Te rappelles-tu ce soir, à la fin d’un été qui ne fut pas celui qui s’annonçait, où tu m’as demandé de te masser. Tu avais une douleur dans la cuisse, disais-tu. Tu t’es couchée sur ton lit, tu t’es déshabillée, assez pour me présenter ta cuisse nue et me demander d’y poser mes mains pour libérer tes muscles noués, endoloris. Tu étais couchée sur ce lit où tant de fois nous nous étions retrouvés, mais cela faisait déjà longtemps que ce n’était plus qu’un souvenir. Ce soir là, je t’avais une nouvelle fois servi de chauffeur. Tu jouais avec moi, je m’en contentais. J’aurais pu te déposer et partir, tu m’avais invité à m’arrêter un peu, à boire un verre peut-être. Et tu parlais de cette douleur, tu m’as demandé de te masser. Certes, tu me cachais cette partie intime de ton corps qu’autrefois tu m’offrais, quand tu me disais de te baiser, mais je voyais ton ventre, et seul un bout de tissu blanc me séparait de cette chair qui souvent s’était fondue à la mienne. Oui, ce soir là mes doigts auraient pu, par accident, par jeu ou par désir, remonter le long de ta cuisse. J’ai préféré fuir, prétextant ma balourdise et le risque de te faire mal au lieu de te soulager. As-tu compris que ce que je fuyais, c’était le désir que la vue de ton corps éveillait en moi ?

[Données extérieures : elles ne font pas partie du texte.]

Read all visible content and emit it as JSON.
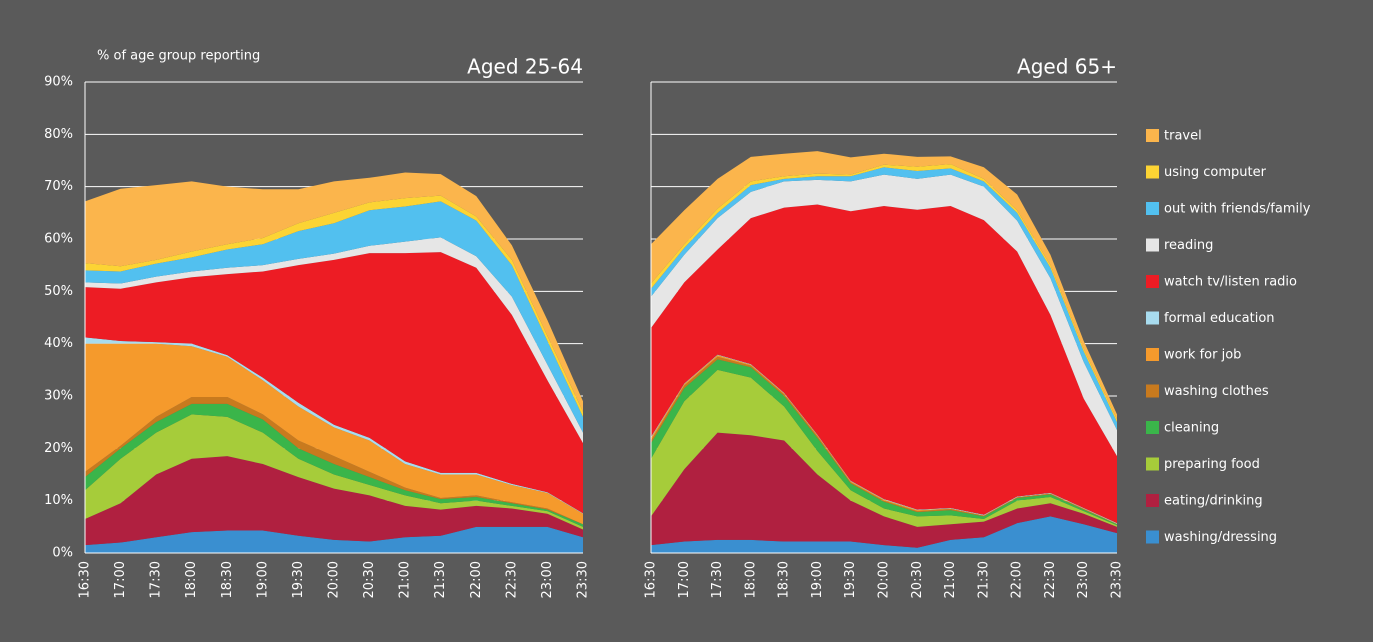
{
  "chart_data": [
    {
      "type": "stacked-area",
      "title": "Aged 25-64",
      "ylabel": "% of age group reporting",
      "categories": [
        "16:30",
        "17:00",
        "17:30",
        "18:00",
        "18:30",
        "19:00",
        "19:30",
        "20:00",
        "20:30",
        "21:00",
        "21:30",
        "22:00",
        "22:30",
        "23:00",
        "23:30"
      ],
      "ylim": [
        0,
        90
      ],
      "yticks": [
        {
          "value": 0,
          "label": "0%"
        },
        {
          "value": 10,
          "label": "10%"
        },
        {
          "value": 20,
          "label": "20%"
        },
        {
          "value": 30,
          "label": "30%"
        },
        {
          "value": 40,
          "label": "40%"
        },
        {
          "value": 50,
          "label": "50%"
        },
        {
          "value": 60,
          "label": "60%"
        },
        {
          "value": 70,
          "label": "70%"
        },
        {
          "value": 80,
          "label": "80%"
        },
        {
          "value": 90,
          "label": "90%"
        }
      ],
      "grid": true,
      "series": [
        {
          "name": "washing/dressing",
          "color": "#3a8fd0",
          "values": [
            1.5,
            2,
            3,
            4,
            4.3,
            4.3,
            3.3,
            2.5,
            2.2,
            3,
            3.3,
            5,
            5,
            5,
            3
          ]
        },
        {
          "name": "eating/drinking",
          "color": "#b02040",
          "values": [
            5,
            7.5,
            12,
            14,
            14.2,
            12.7,
            11.2,
            9.8,
            8.8,
            6,
            5,
            4,
            3.5,
            2.5,
            1.5
          ]
        },
        {
          "name": "preparing food",
          "color": "#a6cc3a",
          "values": [
            5.5,
            8.5,
            8,
            8.5,
            7.5,
            6,
            3.5,
            2.7,
            2,
            2,
            1.2,
            1,
            0.5,
            0.5,
            0.5
          ]
        },
        {
          "name": "cleaning",
          "color": "#3ab54a",
          "values": [
            2.5,
            2,
            2,
            2,
            2.5,
            2.5,
            2,
            2,
            1.5,
            1,
            0.8,
            0.7,
            0.5,
            0.3,
            0.5
          ]
        },
        {
          "name": "washing clothes",
          "color": "#c87a1e",
          "values": [
            1,
            0.5,
            1,
            1.3,
            1.3,
            1,
            1.5,
            1.5,
            1,
            0.5,
            0.2,
            0.3,
            0.2,
            0.2,
            0
          ]
        },
        {
          "name": "work for job",
          "color": "#f59a2c",
          "values": [
            24.5,
            19.5,
            14,
            9.7,
            7.7,
            6.5,
            6.5,
            5.5,
            6,
            4.5,
            4.5,
            4,
            3.3,
            3,
            2
          ]
        },
        {
          "name": "formal education",
          "color": "#a8dcef",
          "values": [
            1.2,
            0.5,
            0.3,
            0.5,
            0.3,
            0.5,
            0.7,
            0.5,
            0.5,
            0.5,
            0.3,
            0.3,
            0.2,
            0.1,
            0.1
          ]
        },
        {
          "name": "watch tv/listen radio",
          "color": "#ed1c24",
          "values": [
            9.6,
            10,
            11.4,
            12.7,
            15.5,
            20.3,
            26.3,
            31.5,
            35.3,
            39.8,
            42.2,
            39.2,
            32.3,
            21.4,
            13.4
          ]
        },
        {
          "name": "reading",
          "color": "#e6e6e6",
          "values": [
            0.9,
            1,
            1.1,
            1.1,
            1.2,
            1.2,
            1.2,
            1.2,
            1.4,
            2.2,
            2.8,
            2.2,
            3.5,
            3,
            2
          ]
        },
        {
          "name": "out with friends/family",
          "color": "#52c0ef",
          "values": [
            2.3,
            2.3,
            2.5,
            2.7,
            3.5,
            4,
            5.3,
            5.8,
            6.8,
            6.7,
            6.9,
            6.8,
            6,
            4.5,
            3
          ]
        },
        {
          "name": "using computer",
          "color": "#fcd434",
          "values": [
            1.4,
            1,
            0.7,
            1.1,
            1,
            1.2,
            1.5,
            2,
            1.5,
            1.6,
            1.1,
            0.8,
            1,
            1,
            1
          ]
        },
        {
          "name": "travel",
          "color": "#fbb54c",
          "values": [
            11.8,
            14.8,
            14.3,
            13.4,
            11,
            9.3,
            6.5,
            6,
            4.7,
            4.9,
            4.1,
            3.9,
            2.8,
            3,
            2
          ]
        }
      ]
    },
    {
      "type": "stacked-area",
      "title": "Aged 65+",
      "categories": [
        "16:30",
        "17:00",
        "17:30",
        "18:00",
        "18:30",
        "19:00",
        "19:30",
        "20:00",
        "20:30",
        "21:00",
        "21:30",
        "22:00",
        "22:30",
        "23:00",
        "23:30"
      ],
      "ylim": [
        0,
        90
      ],
      "yticks": [
        0,
        10,
        20,
        30,
        40,
        50,
        60,
        70,
        80,
        90
      ],
      "grid": true,
      "legend": "right",
      "series": [
        {
          "name": "washing/dressing",
          "color": "#3a8fd0",
          "values": [
            1.5,
            2.2,
            2.5,
            2.5,
            2.2,
            2.2,
            2.2,
            1.5,
            1,
            2.5,
            3,
            5.7,
            7,
            5.5,
            3.8
          ]
        },
        {
          "name": "eating/drinking",
          "color": "#b02040",
          "values": [
            5.5,
            13.8,
            20.5,
            20,
            19.3,
            12.8,
            7.8,
            5.5,
            4,
            3,
            3,
            2.8,
            2.5,
            2,
            1.2
          ]
        },
        {
          "name": "preparing food",
          "color": "#a6cc3a",
          "values": [
            11,
            13,
            12,
            11,
            6.5,
            4.5,
            2,
            1.5,
            2,
            1.7,
            0.5,
            1.5,
            1.2,
            0.5,
            0.3
          ]
        },
        {
          "name": "cleaning",
          "color": "#3ab54a",
          "values": [
            3,
            2.5,
            2,
            2,
            2,
            2.5,
            1.3,
            1.3,
            0.8,
            1,
            0.5,
            0.5,
            0.5,
            0.3,
            0.2
          ]
        },
        {
          "name": "washing clothes",
          "color": "#c87a1e",
          "values": [
            0.5,
            0.5,
            0.5,
            0.3,
            0.3,
            0.3,
            0.2,
            0.2,
            0.2,
            0.2,
            0.1,
            0.1,
            0.1,
            0.1,
            0
          ]
        },
        {
          "name": "work for job",
          "color": "#f59a2c",
          "values": [
            0.5,
            0.3,
            0.3,
            0.2,
            0.2,
            0.2,
            0.2,
            0.2,
            0.2,
            0.1,
            0.1,
            0.1,
            0.1,
            0.1,
            0.1
          ]
        },
        {
          "name": "formal education",
          "color": "#a8dcef",
          "values": [
            0.2,
            0.1,
            0.1,
            0.1,
            0.1,
            0.1,
            0.1,
            0.1,
            0.1,
            0.1,
            0.1,
            0.1,
            0.1,
            0.1,
            0.1
          ]
        },
        {
          "name": "watch tv/listen radio",
          "color": "#ed1c24",
          "values": [
            20.8,
            19.3,
            20.1,
            27.9,
            35.4,
            44,
            51.5,
            56,
            57.3,
            57.7,
            56.3,
            46.8,
            34,
            20.9,
            12.8
          ]
        },
        {
          "name": "reading",
          "color": "#e6e6e6",
          "values": [
            6,
            5.3,
            6,
            5,
            5,
            4.7,
            5.7,
            6,
            5.9,
            6,
            6.4,
            5.9,
            7,
            7,
            5
          ]
        },
        {
          "name": "out with friends/family",
          "color": "#52c0ef",
          "values": [
            1.5,
            1.3,
            1,
            1.3,
            0.5,
            0.7,
            1,
            1.4,
            1.5,
            1.2,
            1,
            1.5,
            2,
            2,
            1.5
          ]
        },
        {
          "name": "using computer",
          "color": "#fcd434",
          "values": [
            1,
            0.7,
            0.8,
            0.7,
            0.5,
            0.5,
            0.3,
            0.5,
            0.8,
            0.8,
            0.5,
            0.5,
            0.5,
            0.5,
            0.5
          ]
        },
        {
          "name": "travel",
          "color": "#fbb54c",
          "values": [
            7.5,
            6.5,
            5.7,
            4.7,
            4.3,
            4.3,
            3.3,
            2.1,
            1.9,
            1.5,
            2.2,
            3,
            2,
            1.5,
            1
          ]
        }
      ]
    }
  ]
}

Nous nous sommes encore vus quelques fois ensuite, tu m’as encore demandé de faire le taxi pour toi. Je suis entré chez toi, nous nous sommes assis l’un près de l’autre. Tes lèvres ont parfois touché les miennes mais plus jamais nous n’avons été si près de basculer. Je ne saurais jamais ce qui serait advenu ce soir là si j’avais eu plus de courage, comme je ne saurais jamais ce qui se serait passé un certain soir du mois d’août si une amie ne t’avais pas appelée, si tu ne lui avais pas proposé une certaine sauce préparée devant moi, goûtée avec moi aussi.

Il est probable que tu te contrefiches de tout cela. Je voudrais moi aussi l’avoir oublié, mais voilà que mars se rappelle à mon souvenir. Peut-être, si un hasard miraculeux te mène ici, comprendras tu quelle fête ce mois naissant ramène. Mais pourtant, c’est vrai, tu n’es pas Raphaëlle.